Richter, Burton

Richter, Burton (1931-2018), an American physicist, was the joint winner, with American physicist Samuel Chao Chung Ting, of the Nobel Prize in physics in 1976. Together they discovered an elementary nuclear particle called the psi particle, or J particle. See Psi particle .

Richter’s early experiments involved the structure of isotopes (unstable forms) of mercury. His work focused on the problem of creating the short-lived mercury-197 isotope by bombarding gold with a beam of deuterons, the nuclei of deuterium atoms. He completed a thesis on the production of pi-mesons (a type of atomic particle) from hydrogen.

In the mid-1960’s, Richter set up a group at the Stanford Linear Accelerator Center (SLAC) to design a high-energy machine that would force a beam of electrons to collide with a beam of positrons, enabling scientists to study the structure of the two particles.

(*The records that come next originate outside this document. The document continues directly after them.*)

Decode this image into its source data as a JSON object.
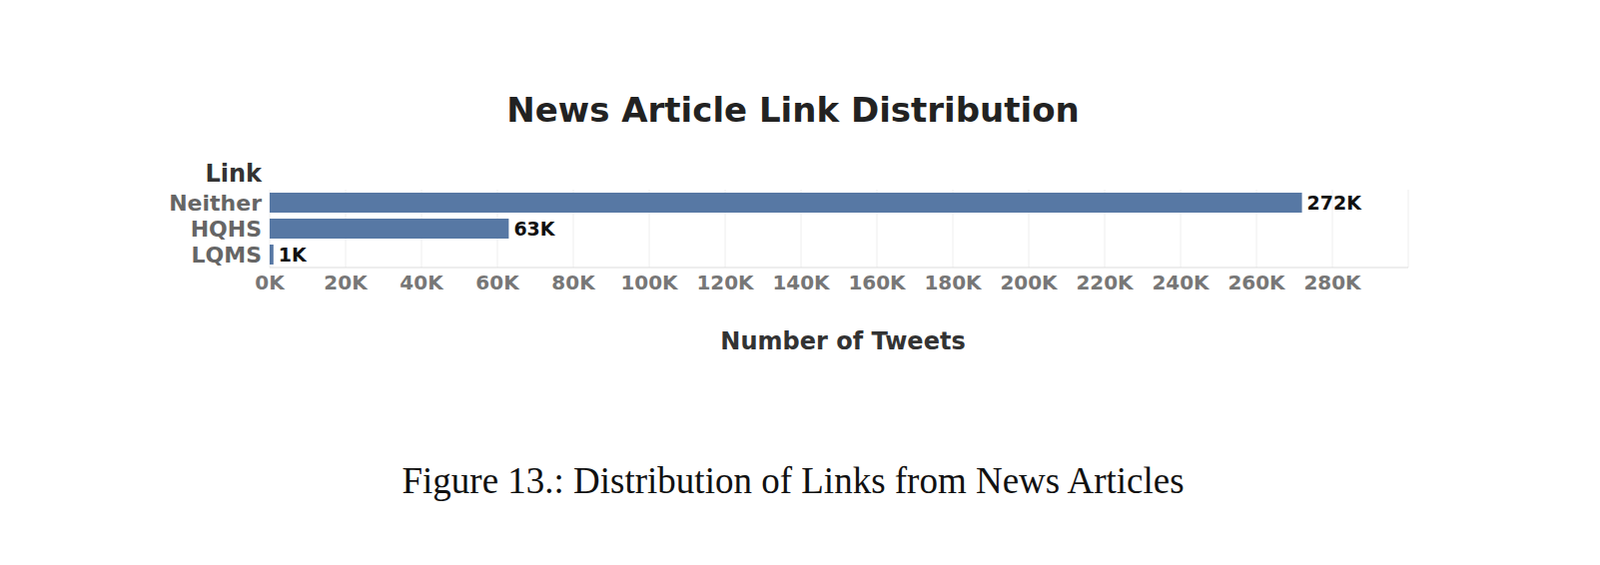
{
  "chart_data": {
    "type": "bar",
    "title": "News Article Link Distribution",
    "y_label": "Link",
    "x_label": "Number of Tweets",
    "caption": "Figure 13.: Distribution of Links from News Articles",
    "orientation": "horizontal",
    "categories": [
      "Neither",
      "HQHS",
      "LQMS"
    ],
    "values": [
      272000,
      63000,
      1000
    ],
    "value_labels": [
      "272K",
      "63K",
      "1K"
    ],
    "data_labels": true,
    "color": "#5778a4",
    "xlim": [
      0,
      300000
    ],
    "xticks": [
      {
        "value": 0,
        "label": "0K"
      },
      {
        "value": 20000,
        "label": "20K"
      },
      {
        "value": 40000,
        "label": "40K"
      },
      {
        "value": 60000,
        "label": "60K"
      },
      {
        "value": 80000,
        "label": "80K"
      },
      {
        "value": 100000,
        "label": "100K"
      },
      {
        "value": 120000,
        "label": "120K"
      },
      {
        "value": 140000,
        "label": "140K"
      },
      {
        "value": 160000,
        "label": "160K"
      },
      {
        "value": 180000,
        "label": "180K"
      },
      {
        "value": 200000,
        "label": "200K"
      },
      {
        "value": 220000,
        "label": "220K"
      },
      {
        "value": 240000,
        "label": "240K"
      },
      {
        "value": 260000,
        "label": "260K"
      },
      {
        "value": 280000,
        "label": "280K"
      }
    ],
    "grid": true
  }
}
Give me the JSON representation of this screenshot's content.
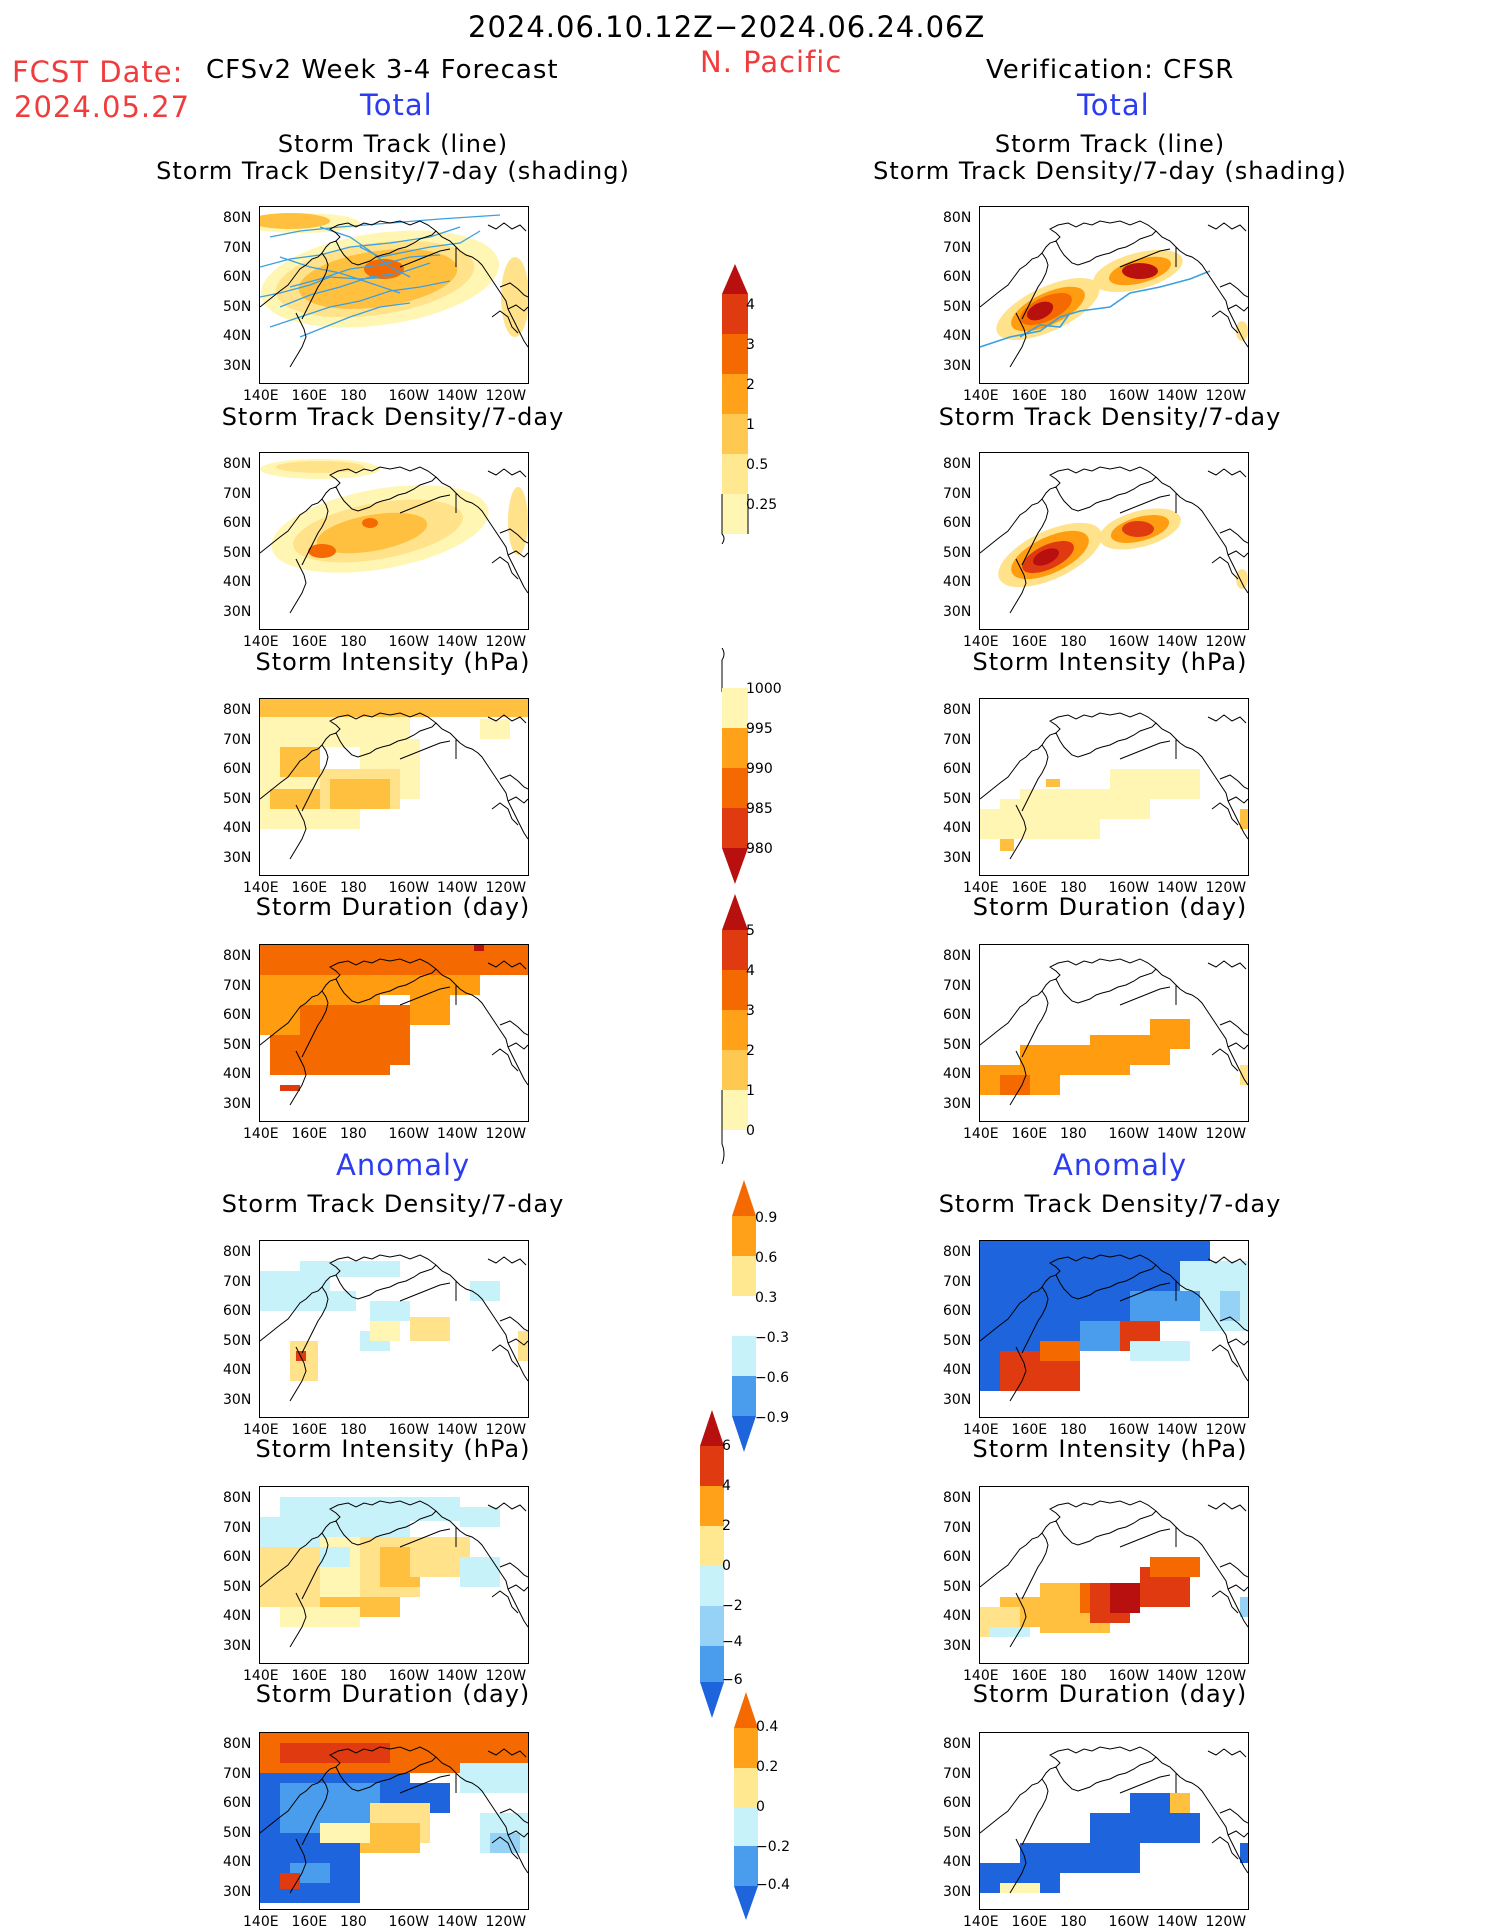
{
  "header": {
    "date_range": "2024.06.10.12Z−2024.06.24.06Z",
    "fcst_label": "FCST Date:",
    "fcst_date": "2024.05.27",
    "forecast_title": "CFSv2 Week 3-4 Forecast",
    "region": "N. Pacific",
    "verification": "Verification: CFSR",
    "total_left": "Total",
    "total_right": "Total",
    "anomaly_left": "Anomaly",
    "anomaly_right": "Anomaly"
  },
  "panel_titles": {
    "track_line": "Storm Track (line)",
    "track_shading": "Storm Track Density/7-day (shading)",
    "density": "Storm Track Density/7-day",
    "intensity": "Storm Intensity (hPa)",
    "duration": "Storm Duration (day)"
  },
  "axes": {
    "lat_labels": [
      "80N",
      "70N",
      "60N",
      "50N",
      "40N",
      "30N"
    ],
    "lon_labels": [
      "140E",
      "160E",
      "180",
      "160W",
      "140W",
      "120W"
    ]
  },
  "colorbars": {
    "density_total": [
      "4",
      "3",
      "2",
      "1",
      "0.5",
      "0.25"
    ],
    "intensity_total": [
      "1000",
      "995",
      "990",
      "985",
      "980"
    ],
    "duration_total": [
      "5",
      "4",
      "3",
      "2",
      "1",
      "0"
    ],
    "density_anom": [
      "0.9",
      "0.6",
      "0.3",
      "−0.3",
      "−0.6",
      "−0.9"
    ],
    "intensity_anom": [
      "6",
      "4",
      "2",
      "0",
      "−2",
      "−4",
      "−6"
    ],
    "duration_anom": [
      "0.4",
      "0.2",
      "0",
      "−0.2",
      "−0.4"
    ]
  },
  "colors": {
    "warm": [
      "#fff6b4",
      "#ffe28a",
      "#ffc040",
      "#ff9c10",
      "#f56a00",
      "#e03a10",
      "#b80f0f"
    ],
    "cool": [
      "#c8f2fa",
      "#96d2f5",
      "#4a9cec",
      "#1e64dc"
    ],
    "track_line": "#3c9fe0",
    "title_red": "#f03c3c",
    "title_blue": "#2c3cf0"
  }
}
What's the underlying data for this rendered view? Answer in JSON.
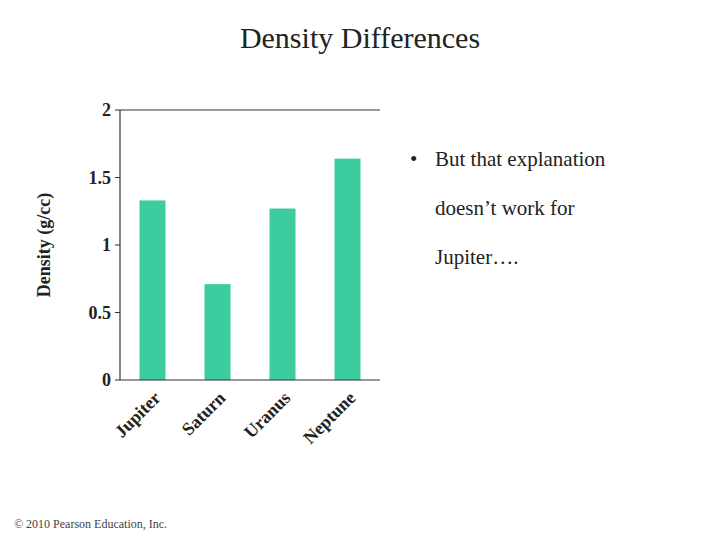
{
  "chart_data": {
    "type": "bar",
    "title": "Density Differences",
    "categories": [
      "Jupiter",
      "Saturn",
      "Uranus",
      "Neptune"
    ],
    "values": [
      1.33,
      0.71,
      1.27,
      1.64
    ],
    "color": "#3dcca0",
    "ylabel": "Density (g/cc)",
    "ylim": [
      0,
      2
    ],
    "yticks": [
      0,
      0.5,
      1,
      1.5,
      2
    ],
    "grid": false,
    "annotations": [
      "•",
      "But that explanation",
      "doesn’t work for",
      "Jupiter….",
      "© 2010 Pearson Education, Inc."
    ]
  }
}
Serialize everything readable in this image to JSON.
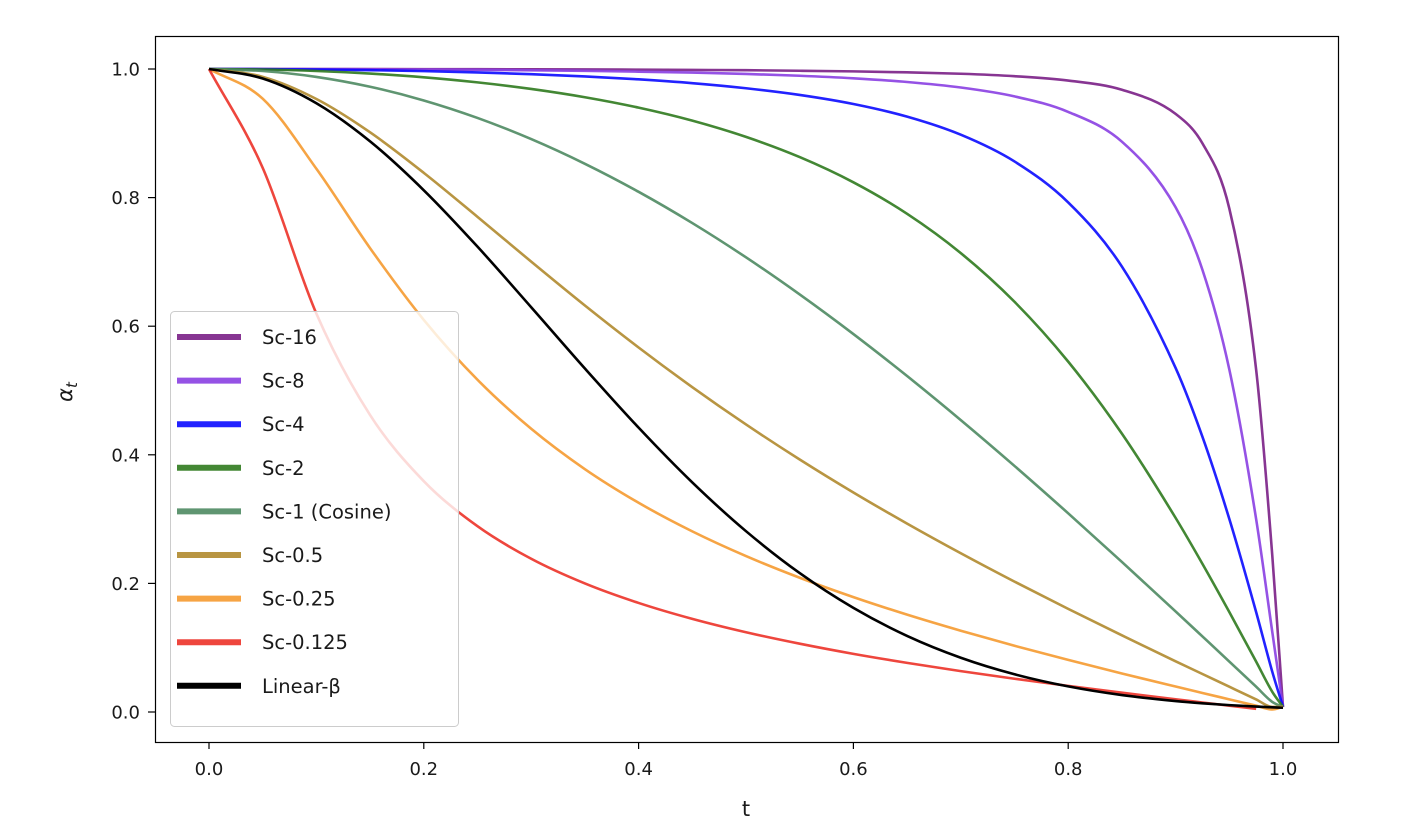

Experiments with this machine, called the Stanford Positron-Electron Asymmetric Ring (SPEAR), began in 1973. The psi particle was discovered using SPEAR in 1974.

Burton Richter was born on March 22, 1931, in the New York City borough of Brooklyn. He studied at the Massachusetts Institute of Technology (MIT) in Cambridge, graduating in 1952, and became a research associate and professor at Stanford University in California. He became director of SLAC in 1984. Richter died on July 18, 2018.